Following on from my comment on the problems of being too focused on formal accessibility validation, I decided to have a look at some flaws in the most generally accepted guidelines. The World Wide Web Consortium’s Web Content Accessibility Guidelines 1.0 remain the most commonly cited guidelines by which web accessibility is judged – with their A, AA and AAA standards and the adherence badges.
It’s 2007. The WCAG 1.0 were finalised in 1999. They are massively out of date, and stretching to maintain adherence to those guidelines genuinely does place artificial limits on web design. This blog page fails WCAG 1.0 standards for AA on two factors, and fails AAA on a single further factor.
One AA factor I acknowledge, and should probably sort out in terms of the Blogger template and the CSS, and that’s the incorrect nesting of Header tags. But the other AA standard I fail on is using different language for the same URL link – i.e. perhaps I cited one link as Blogger and one as Google’s Blogger but they both pointed at the same URL. I don’t acknowledge that as particularly confusing or a limit to accessibility.

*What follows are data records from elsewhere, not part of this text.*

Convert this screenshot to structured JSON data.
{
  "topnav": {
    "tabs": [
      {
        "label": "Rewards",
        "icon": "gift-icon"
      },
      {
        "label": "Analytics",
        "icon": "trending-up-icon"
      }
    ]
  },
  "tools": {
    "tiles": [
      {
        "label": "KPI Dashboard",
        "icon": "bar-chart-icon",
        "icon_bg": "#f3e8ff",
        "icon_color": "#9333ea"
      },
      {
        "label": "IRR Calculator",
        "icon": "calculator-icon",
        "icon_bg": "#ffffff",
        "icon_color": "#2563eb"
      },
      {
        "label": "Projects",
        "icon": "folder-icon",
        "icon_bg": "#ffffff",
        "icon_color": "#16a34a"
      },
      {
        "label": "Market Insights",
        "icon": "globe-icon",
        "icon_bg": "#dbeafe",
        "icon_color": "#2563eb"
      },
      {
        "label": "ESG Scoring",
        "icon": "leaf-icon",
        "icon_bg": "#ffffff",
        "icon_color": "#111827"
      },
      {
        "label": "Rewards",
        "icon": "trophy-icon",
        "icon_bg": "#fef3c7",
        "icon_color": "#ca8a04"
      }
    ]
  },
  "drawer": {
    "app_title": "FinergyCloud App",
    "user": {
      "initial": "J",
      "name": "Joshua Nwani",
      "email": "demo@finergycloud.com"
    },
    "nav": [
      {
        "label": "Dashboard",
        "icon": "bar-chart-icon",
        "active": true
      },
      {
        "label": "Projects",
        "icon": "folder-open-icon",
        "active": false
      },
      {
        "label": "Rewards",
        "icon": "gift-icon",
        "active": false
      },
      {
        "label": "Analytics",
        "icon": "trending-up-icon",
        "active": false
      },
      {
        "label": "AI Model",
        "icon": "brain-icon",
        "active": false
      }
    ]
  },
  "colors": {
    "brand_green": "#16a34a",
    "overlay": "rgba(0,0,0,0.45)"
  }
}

And the AAA factor I fail on is that I don’t seperate adjacent links by more than just whitespace. So for example I’d fail AAA standards simply because the navigation menu is a simple unordered list, where each list item is a hyperlink. The WCAG guidelines justification for this is that text-to-speech software fails to identify such links as seperate. Now that might have been the case in 1999, but technology has moved on a bit since then. I’ve tested sites on text-to-speech software and citing HTML like that as lacking accessibility is, in 2007, inaccurate and misleading.
The point here is not that “hey, this site should be AA or AAA”. The point is that accessibility is one of the most major topics of web design today, and we’re judging it on guidelines that are eight years old. That’s an eternity in web development and technology terms.
Thankfully it’s a problem that hopefully won’t last for much longer. The WCAG 2.0 are in their last call of a working draft, and W3C has slowly started to focus on these rather than the archaic 1.0 guidelines. But frankly, while the W3C has made a significant positive impact on web accessibility, if they’re going to go eight years between updates of their standards again it’s just going to become pointless once more. Remember that next time you’re struggling to adhere to 1.0 guidelines for whatever reason, and be aware that W3C consult with government on regulations such as Section 508. Don’t find yourself trapped by ageing guidelines, and be aware of their limitations both for your own design and for presenting accessibility as a subject to potential clients.